The Canada lynx is a medium-sized wildcat with long legs and large paws with webbed toes for walking on snow. The long tufts of fur on its ears are the cat's signature identifiers, along with a stubby, black-tipped tail. It weighs, on average, about 20 pounds and stands about 20 inches in height.

Snowshoe hares are the animal's main diet, but red squirrels are a secondary option during summer or when snowshoe hare numbers are low.

They live in spruce-fir forests and have a typical range of about 40 miles, but have been known to roam even farther, making habitat a critical factor in the lynx's survival.

Habitat designation

The Fish and Wildlife Service, under the Endangered Species Act, is responsible for designating the lynx's habitat. The agency officially designated habitat in 2006.

Upon review, the designation was found to have been improperly influenced by then-Deputy Assistant Secretary of the Interior Julie MacDonald, according to the WildEarth complaint.

A second designation was issued in 2009, but was found by the court, in Alliance for the Wild Rockies v. Lyder, to be "flawed" in several areas. The court ordered the revised habitat rule be kept in place while Fish and Wildlife completed a new analysis and determination.

On Sept. 14 this year, Fish and Wildlife again issued habitat designation for the lynx, but designated even less acreage than the 2009 revised rule, according to the second lawsuit filed Monday.
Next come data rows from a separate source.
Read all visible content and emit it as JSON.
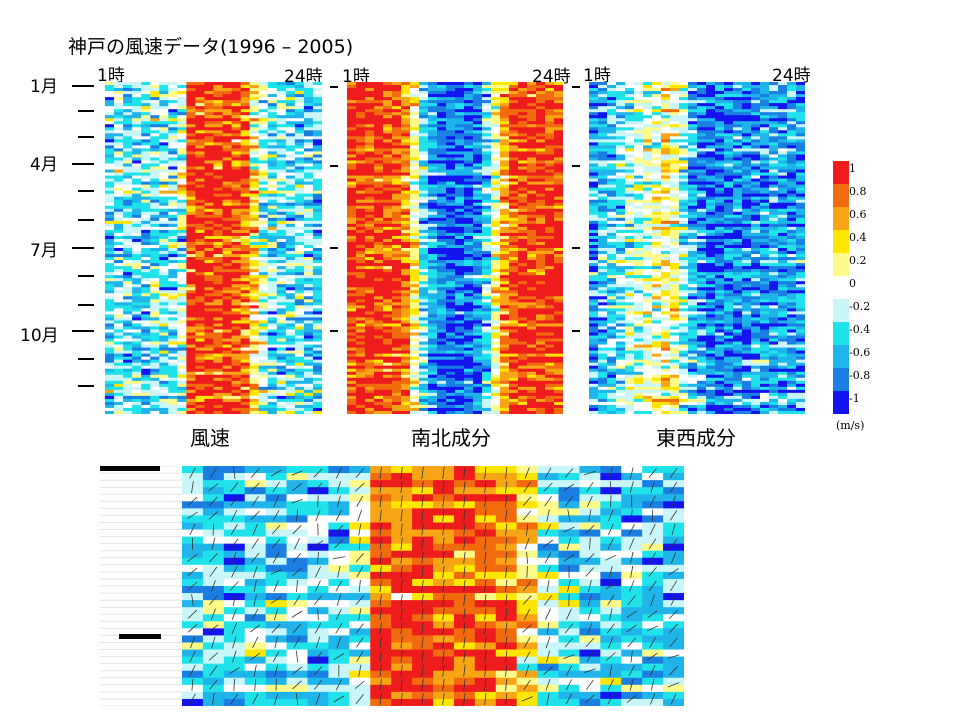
{
  "title": "神戸の風速データ(1996 – 2005)",
  "month_labels": [
    "1月",
    "4月",
    "7月",
    "10月"
  ],
  "hour_start_label": "1時",
  "hour_end_label": "24時",
  "colorbar": {
    "ticks": [
      "1",
      "0.8",
      "0.6",
      "0.4",
      "0.2",
      "0",
      "-0.2",
      "-0.4",
      "-0.6",
      "-0.8",
      "-1"
    ],
    "unit": "(m/s)",
    "colors": [
      "#ee1c1c",
      "#f26b0f",
      "#f7a515",
      "#ffe600",
      "#fffb8a",
      "#ffffff",
      "#c9f6f8",
      "#20e2ea",
      "#1fb4ea",
      "#1a7fe3",
      "#1414ee"
    ]
  },
  "chart_data": [
    {
      "type": "heatmap",
      "title": "風速",
      "xlabel": "",
      "ylabel": "",
      "x_range": [
        "1時",
        "24時"
      ],
      "y_range": [
        "1月",
        "12月"
      ],
      "value_range": [
        -1,
        1
      ],
      "profile_by_hour": [
        -0.35,
        -0.3,
        -0.35,
        -0.3,
        -0.35,
        -0.3,
        -0.35,
        -0.3,
        -0.1,
        0.9,
        0.95,
        0.95,
        0.9,
        0.95,
        0.9,
        0.75,
        0.3,
        -0.1,
        -0.3,
        -0.3,
        -0.35,
        -0.3,
        -0.35,
        -0.4
      ]
    },
    {
      "type": "heatmap",
      "title": "南北成分",
      "xlabel": "",
      "ylabel": "",
      "x_range": [
        "1時",
        "24時"
      ],
      "y_range": [
        "1月",
        "12月"
      ],
      "value_range": [
        -1,
        1
      ],
      "profile_by_hour": [
        0.95,
        0.95,
        0.95,
        0.95,
        0.9,
        0.9,
        0.7,
        0.2,
        -0.3,
        -0.6,
        -0.8,
        -0.85,
        -0.85,
        -0.8,
        -0.7,
        -0.4,
        0.1,
        0.6,
        0.9,
        0.95,
        0.95,
        0.95,
        0.95,
        0.95
      ]
    },
    {
      "type": "heatmap",
      "title": "東西成分",
      "xlabel": "",
      "ylabel": "",
      "x_range": [
        "1時",
        "24時"
      ],
      "y_range": [
        "1月",
        "12月"
      ],
      "value_range": [
        -1,
        1
      ],
      "profile_by_hour": [
        -0.6,
        -0.5,
        -0.4,
        -0.3,
        -0.2,
        -0.1,
        0.0,
        0.1,
        0.2,
        0.1,
        -0.2,
        -0.5,
        -0.7,
        -0.8,
        -0.8,
        -0.75,
        -0.7,
        -0.7,
        -0.65,
        -0.6,
        -0.6,
        -0.6,
        -0.6,
        -0.65
      ]
    },
    {
      "type": "heatmap",
      "title": "",
      "xlabel": "",
      "ylabel": "",
      "description_hours": 24,
      "value_range": [
        -1,
        1
      ],
      "profile_by_hour": [
        -0.35,
        -0.3,
        -0.35,
        -0.3,
        -0.35,
        -0.3,
        -0.35,
        -0.3,
        -0.1,
        0.9,
        0.95,
        0.95,
        0.9,
        0.95,
        0.9,
        0.75,
        0.3,
        -0.1,
        -0.3,
        -0.3,
        -0.35,
        -0.3,
        -0.35,
        -0.4
      ]
    }
  ]
}
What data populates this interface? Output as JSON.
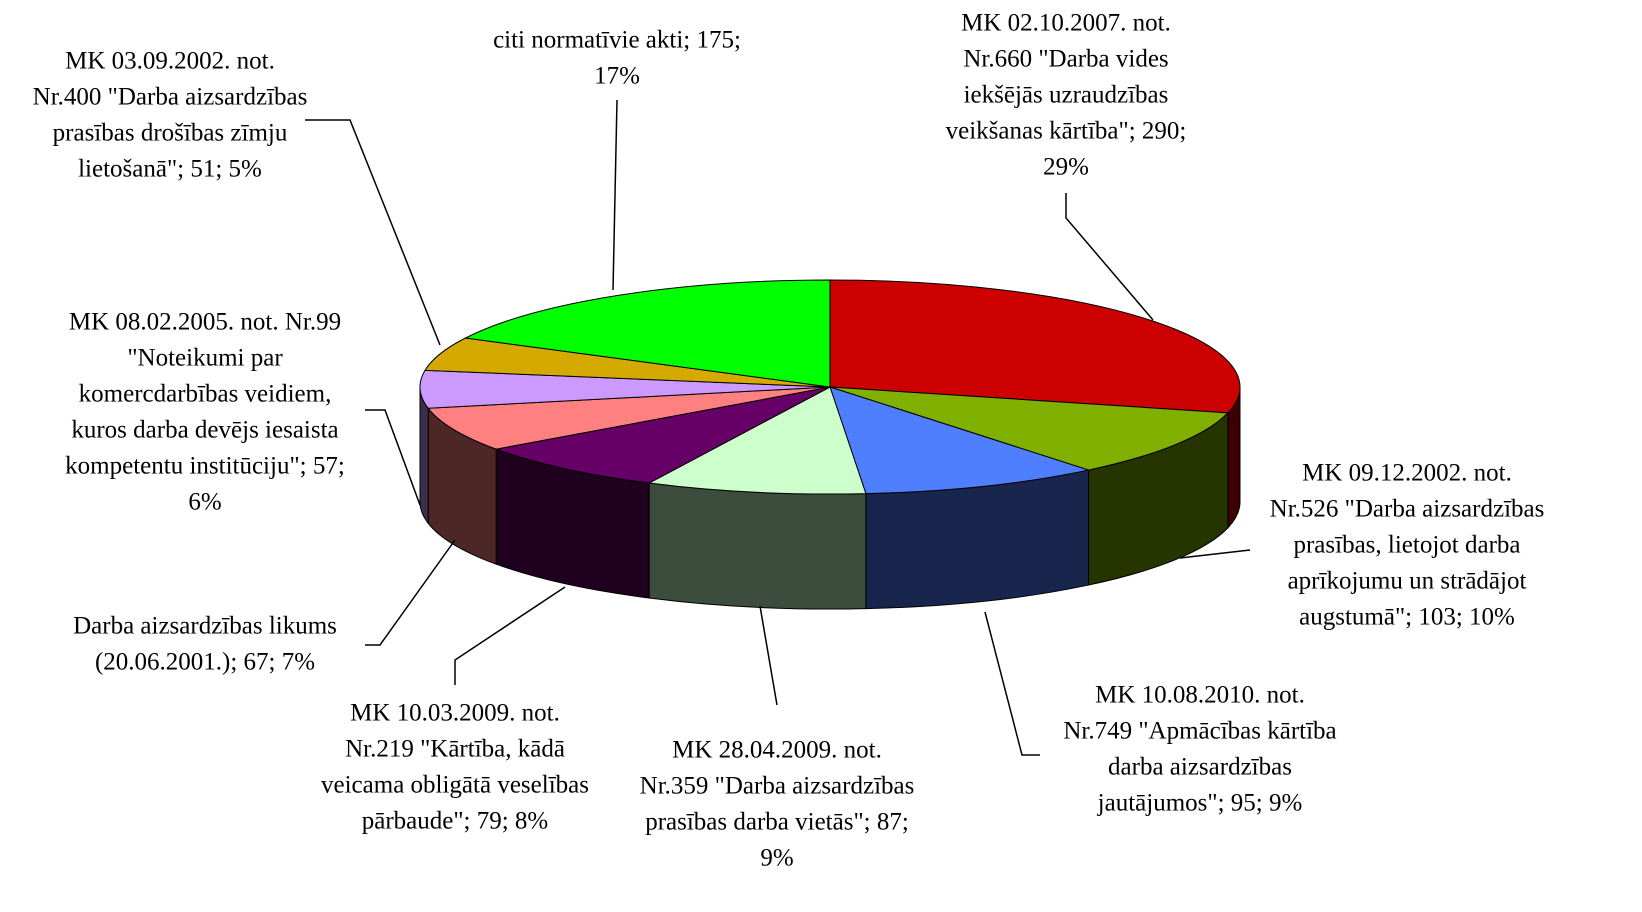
{
  "chart_data": {
    "type": "pie3d",
    "categories": [
      "MK 02.10.2007. not. Nr.660",
      "MK 09.12.2002. not. Nr.526",
      "MK 10.08.2010. not. Nr.749",
      "MK 28.04.2009. not. Nr.359",
      "MK 10.03.2009. not. Nr.219",
      "Darba aizsardzības likums",
      "MK 08.02.2005. not. Nr.99",
      "MK 03.09.2002. not. Nr.400",
      "citi normatīvie akti"
    ],
    "labels": [
      [
        "MK 02.10.2007. not.",
        "Nr.660 \"Darba vides",
        "iekšējās uzraudzības",
        "veikšanas kārtība\"; 290;",
        "29%"
      ],
      [
        "MK 09.12.2002. not.",
        "Nr.526 \"Darba aizsardzības",
        "prasības, lietojot darba",
        "aprīkojumu un strādājot",
        "augstumā\"; 103; 10%"
      ],
      [
        "MK 10.08.2010. not.",
        "Nr.749 \"Apmācības kārtība",
        "darba aizsardzības",
        "jautājumos\"; 95; 9%"
      ],
      [
        "MK 28.04.2009. not.",
        "Nr.359 \"Darba aizsardzības",
        "prasības darba vietās\"; 87;",
        "9%"
      ],
      [
        "MK 10.03.2009. not.",
        "Nr.219 \"Kārtība, kādā",
        "veicama obligātā veselības",
        "pārbaude\"; 79; 8%"
      ],
      [
        "Darba aizsardzības likums",
        "(20.06.2001.); 67; 7%"
      ],
      [
        "MK 08.02.2005. not. Nr.99",
        "\"Noteikumi par",
        "komercdarbības veidiem,",
        "kuros darba devējs iesaista",
        "kompetentu institūciju\"; 57;",
        "6%"
      ],
      [
        "MK 03.09.2002. not.",
        "Nr.400 \"Darba aizsardzības",
        "prasības drošības zīmju",
        "lietošanā\"; 51; 5%"
      ],
      [
        "citi normatīvie akti; 175;",
        "17%"
      ]
    ],
    "values": [
      290,
      103,
      95,
      87,
      79,
      67,
      57,
      51,
      175
    ],
    "colors": [
      "#cc0000",
      "#80b000",
      "#4f7fff",
      "#ccffcc",
      "#660066",
      "#ff8080",
      "#cc99ff",
      "#d4aa00",
      "#00ff00"
    ]
  }
}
The Alliance for the Wild Rockies, the Native Ecosystems Council, Rocky Mountain Wild and the Sierra Club sued Secretary Jewell and her Deputy Assistant Secretary Michael Bean, who signed the critical habitat designation.

"The FWS's failure to base its decision on the best available science means that the agency overlooked a serious aspect of the problem and rendered a decision that was contrary to the evidence before the agency," the complaint states.

The plaintiffs want the court to declare the agency's designation "arbitrary and capricious" and an "abuse of discretion," and that it represents "agency action unlawfully withheld or unreasonably delayed." They want the issue remand to Fish and Wildlife for further analysis.

Lead counsel for the WildEarth plaintiffs is Matthew Bishop with the Western Environmental Law Center, in Helena, Mont.

Lead counsel for the Alliance plaintiffs is Timothy Bechtold in Missoula.